Il est maintenant établi que certains rêves peuvent se prolonger une heure et plus. Au cours d’une nuit normale de huit heures, un adulte rêve généralement quatre fois, chaque phase étant plus longue que la précédente. La première est d’environ dix minutes, la dernière, qui survient à l’aube -et la seule, semble-t-il, dont nous puissions nous souvenir-, peut fréquemment durer une heure. Ainsi, le rêve occupe-t-il quelque 20% de notre temps de sommeil. Le sommeil paradoxal est celui où l’on se repose, celui où notre esprit travaille. Sans rêve, le cerveau ne peut pas se reconstruire. Sans rêve, c’est mort. La grande partie des oeuvres de Scout Niblett se compose de songes éveillés. Ses grand écarts entre rock emporté et folk détérioré établissent des diagrammes composites, où les pianos et la batterie sont débusqués par un corps délicat et une voix tonitruante. Riche et foisonnante démarche musicale que celle conduite depuis plus de cinq ans par cette belle mutante.
Etrange phénomène que Scout Niblett, aka Emma Niblett, artiste protéiforme capable de prendre la batterie, la guitare et le micro à tour de bras. En quelques albums plutôt décalés, Niblett a développé un son particulier, quitte à être parfois difficile d’accès. Et ce n’est pas forcément ce nouvel album qui va changer la donne. La sirène Niblett y perpétue ses océans musicaux, rechutant une fois de plus dans la face des Etats-Unis où elle réside depuis plusieurs années. Les soubresauts de son album I Am et ses nombreux concerts donnés récemment sur les continents européen et américain prouvent sans difficulté que Niblett marche à contresens de certains condensés sonores « popérisés » de l’Angleterre des lads et de sa brit-pop déflorée (Colplay, Muse, Travis, pour ne citer qu’eux…). Lorsque miss Niblett se met à la batterie, c’est un Steve Albini beat d’admiration qui la remarque, la guide et s’occupe de ses enregistrements. Car le cosmos de cette Britannique inapprivoisable évoque aussi bien l’énergie post-punk des Breeders que les ballades folk-rock de Cat Power, sans pour autant en faire un clone déformé. Niblett peut faire le Lou Barlow ou le Jason Loewenstein, voire même les deux à la fois. Tout comme Sebadoh, elle réussit à relayer vocalises savoureuses et guitares nappés de cris (cf. le chef-d’oeuvre Wolfie).

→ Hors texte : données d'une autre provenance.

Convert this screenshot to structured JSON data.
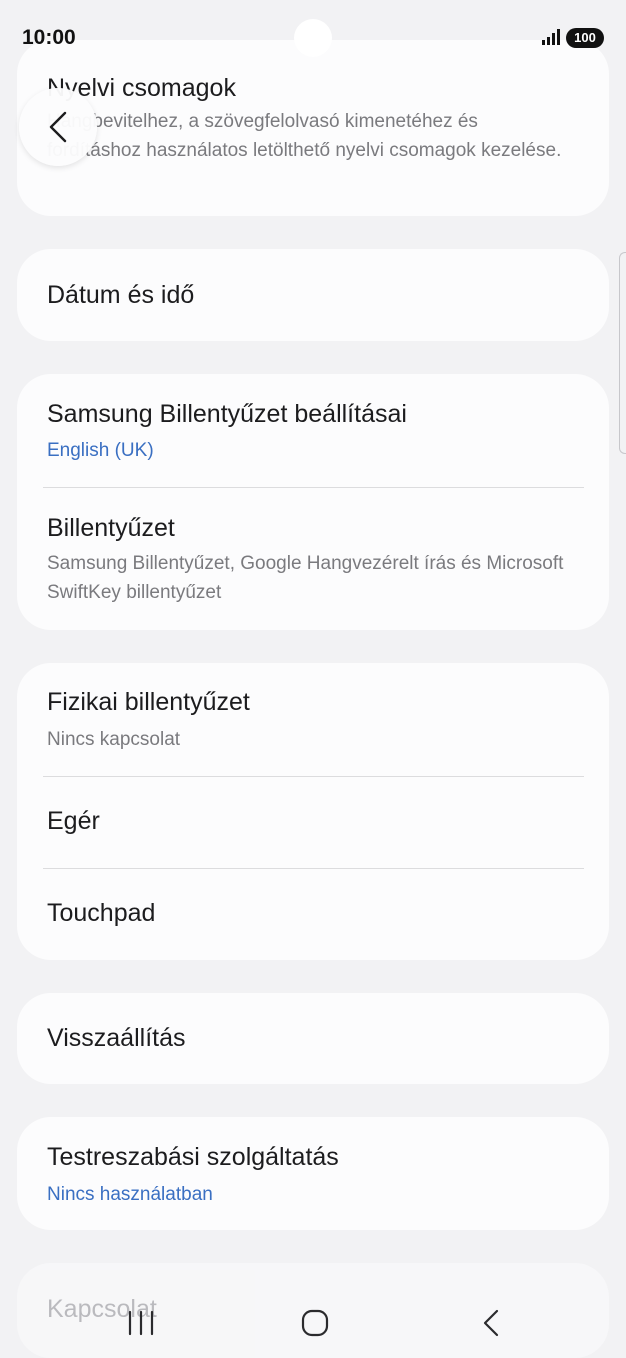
{
  "status_bar": {
    "time": "10:00",
    "battery": "100",
    "signal_icon": "signal-bars-icon"
  },
  "nav": {
    "back_icon": "chevron-left-icon"
  },
  "sections": {
    "language_packs": {
      "title": "Nyelvi csomagok",
      "subtitle": "Hangbevitelhez, a szövegfelolvasó kimenetéhez és fordításhoz használatos letölthető nyelvi csomagok kezelése."
    },
    "date_time": {
      "title": "Dátum és idő"
    },
    "keyboard": {
      "samsung_title": "Samsung Billentyűzet beállításai",
      "samsung_value": "English (UK)",
      "keyboard_title": "Billentyűzet",
      "keyboard_subtitle": "Samsung Billentyűzet, Google Hangvezérelt írás és Microsoft SwiftKey billentyűzet"
    },
    "physical": {
      "physical_title": "Fizikai billentyűzet",
      "physical_value": "Nincs kapcsolat",
      "mouse_title": "Egér",
      "touchpad_title": "Touchpad"
    },
    "reset": {
      "title": "Visszaállítás"
    },
    "customization": {
      "title": "Testreszabási szolgáltatás",
      "value": "Nincs használatban"
    },
    "contact": {
      "title": "Kapcsolat"
    }
  },
  "navbar": {
    "recents_icon": "recents-icon",
    "home_icon": "home-icon",
    "back_icon": "back-icon"
  },
  "colors": {
    "background": "#f2f2f4",
    "card": "#fcfcfd",
    "accent_blue": "#3a6fc2",
    "secondary_text": "#7a7a7e"
  }
}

Cette jeune Britannique fait partie de la petite famille de la grande histoire du rock. Ses chants solitaires et intimes vont de pair avec ses maniaqueries de garçonne et sa belle perruque blonde qu’elle ne quitte que pour se laver. Emma Niblett est originaire de Nottingham, où elle a passé ses étés d’enfance et la plus grande partie de son adolescence. Evoluant dans le même marais que Van Morrison, Laura Veirs ou Cat Power, elle chante en tremblotant, joue avec les convulsions de ses exaltations. Son folk-rock, amusé à la simple guitare électrique, fredonné en grelottant, se mue lorsqu’elle monte la voix, comme un faciès qui hurle au ralenti. Avec ses alternances voix de corps / voix de tête, elle propulse étrangement ses asthénies attendrissantes, portant sur ses épaules quelques pépites anti-folk, comme en témoigne le distingué Lullaby for Scout in ten years. Cet album déviant, qui ne suit aucune règle en particulier, étend une géométrie variable, épanchée sur de délicieux laps de guitares sèches, des notes de pianos démembrés et des breaks de batterie duvetés (Fuck treasure island). Contrairement à son prédécesseur I am, Kidnapped by Neptune emprunte quelques virages étirés et veloutés (Valvoline, Hot to death…), comme pour passer à l’âge adulte. Mais Niblett sait aussi frapper fort avec ses traumas humains (pas l’ombre d’une boite à rythme ici, ni d’un clavier électronique), s’envole très loin, à l’instar du bijou Porn porns, où ses tonalités se dressent finement sur de petits accords minimalistes de guitares légèrement effeuillées. Sa batterie vient ensuite éclater l’univers enfantin qu’elle avait esquissé, pour ensuite faire boursoufler ses hymnes en folk dépouillé (Drink to me, Where are you ?). Le point culminant de l’album est sans nul doute le morceau Newburyport, qui laisse délicatement monter la tension, puis redescend en hachure pour accueillir -au bout de trois minutes d’instrumental- la batterie divergente et les cordes vocales fracturées de cette demoiselle aux milles parfums. Niblett est une esquisse exquise, à écouter en boucle.